The man begins to search for companionship in the most unlikely places, but he soon proves unable to establish a relationship with any of the people he encounters – not with Walid, nor with a prostitute who sends him amorous text messages, nor with an Ethiopian maid who speaks no Arabic and, worse, won’t accept any of his offerings of food. The main character never manages to leave his state of arrested development, and his attempts to communicate with other people are funny precisely because they are so painfully awkward. Attieh and Garcia are merciless in their characterization of this man, which gives the film a wonderful sense of humor, but at the same time leaves him – and us – feeling a bit hopeless.
Tripoli itself is given the same merciless treatment: a series of documentary-like interludes (with Arabic voiceover provided by Attieh) talk about different parts of the city and reveal it as a lonely and empty place. Ok, Enough, Goodbye’s location in Tripoli, Lebanon deeply informs its story. In a Q & A session she gave after the screening of the film at NYUAD, Attieh stated that she and Garcia wanted to comment on aspects of Lebanese society that had made an impression on them, ranging from people’s harmless and enduring need to show affection with food, to the common phenomenon in Lebanon of unmarried adult children still living with their parents, to the appalling exploitation of foreign maids in Lebanon. According to Attieh, the very different perspectives that she and Garcia brought to Lebanese society (Attieh as an insider and Garcia as an outsider) created the mixture of observations that they were able to translate into the tragicomic lives of the film’s characters.

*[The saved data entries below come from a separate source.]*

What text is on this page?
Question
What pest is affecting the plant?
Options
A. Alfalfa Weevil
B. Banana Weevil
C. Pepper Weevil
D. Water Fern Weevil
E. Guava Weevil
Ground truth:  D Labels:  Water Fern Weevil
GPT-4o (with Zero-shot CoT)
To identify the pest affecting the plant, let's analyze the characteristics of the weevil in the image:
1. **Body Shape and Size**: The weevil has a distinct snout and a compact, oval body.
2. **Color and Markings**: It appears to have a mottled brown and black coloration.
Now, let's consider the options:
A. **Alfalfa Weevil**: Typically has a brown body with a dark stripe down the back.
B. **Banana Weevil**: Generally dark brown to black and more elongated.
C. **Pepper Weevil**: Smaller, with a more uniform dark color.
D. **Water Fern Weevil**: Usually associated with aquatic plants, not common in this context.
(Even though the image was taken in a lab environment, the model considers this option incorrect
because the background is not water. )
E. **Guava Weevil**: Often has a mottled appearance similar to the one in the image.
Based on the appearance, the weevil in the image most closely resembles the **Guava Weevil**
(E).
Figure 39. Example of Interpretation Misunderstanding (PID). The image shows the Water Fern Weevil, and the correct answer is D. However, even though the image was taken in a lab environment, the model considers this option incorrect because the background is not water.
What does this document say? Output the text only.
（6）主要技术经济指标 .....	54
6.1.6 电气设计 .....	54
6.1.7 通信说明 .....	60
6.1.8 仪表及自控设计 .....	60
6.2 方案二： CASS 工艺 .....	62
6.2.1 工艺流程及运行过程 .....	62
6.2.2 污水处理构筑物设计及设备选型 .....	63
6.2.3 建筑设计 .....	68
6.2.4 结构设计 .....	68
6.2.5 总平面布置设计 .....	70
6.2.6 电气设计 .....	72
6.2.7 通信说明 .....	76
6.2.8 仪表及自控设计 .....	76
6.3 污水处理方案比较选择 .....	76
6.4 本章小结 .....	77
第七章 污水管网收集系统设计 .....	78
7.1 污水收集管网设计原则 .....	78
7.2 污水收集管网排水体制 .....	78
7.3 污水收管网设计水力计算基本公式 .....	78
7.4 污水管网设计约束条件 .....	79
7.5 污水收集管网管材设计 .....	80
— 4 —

In the Q & A session, Attieh also commented on the technical details of the production itself: working as a crew of two, she and Garcia had to do everything by themselves, so in one sense, making the film was quite stressful. On the other hand, though, because they had no one to answer to, they had absolute creative control over every step of the production. They used their own camera, borrowed a tripod and sound equipment from friends, and worked well within their incredibly small budget. Despite all these restrictions, Attieh and Garcia created a funny, melancholy portrait of a city and the wandering, forlorn people who inhabit it.
As for what it is next for the dynamic duo? During the summer of 2012, Attieh and Garcia shot their second feature in Texas, thereby reversing the roles of insider/outsider that they had taken in Ok, Enough, Goodbye. With the help of five of their friends as crew, they were able to halve the production time to twenty-one days instead of forty. The film is currently in post-production.
Attieh claims that she and Garcia keep saying “never again” to the prospect of making more films the way they made their first one – that is, without a script, without pre-production, with very little crew, very little money, and a whole lot of stress. However, they have obviously found a system that works for them, and that seems to be their preferred style of filmmaking. Indeed, what I find most interesting about Ok, Enough, Goodbye is not the film itself – although it certainly was a pleasure to watch – but rather the success it has achieved despite its low budget and unorthodox production. (The film won the “Best New Director from the Arab World” award at the Abu Dhabi Film Festival in 2010.) Attieh and Garcia are wonderful examples of how to subvert the conventional system of filmmaking and still succeed.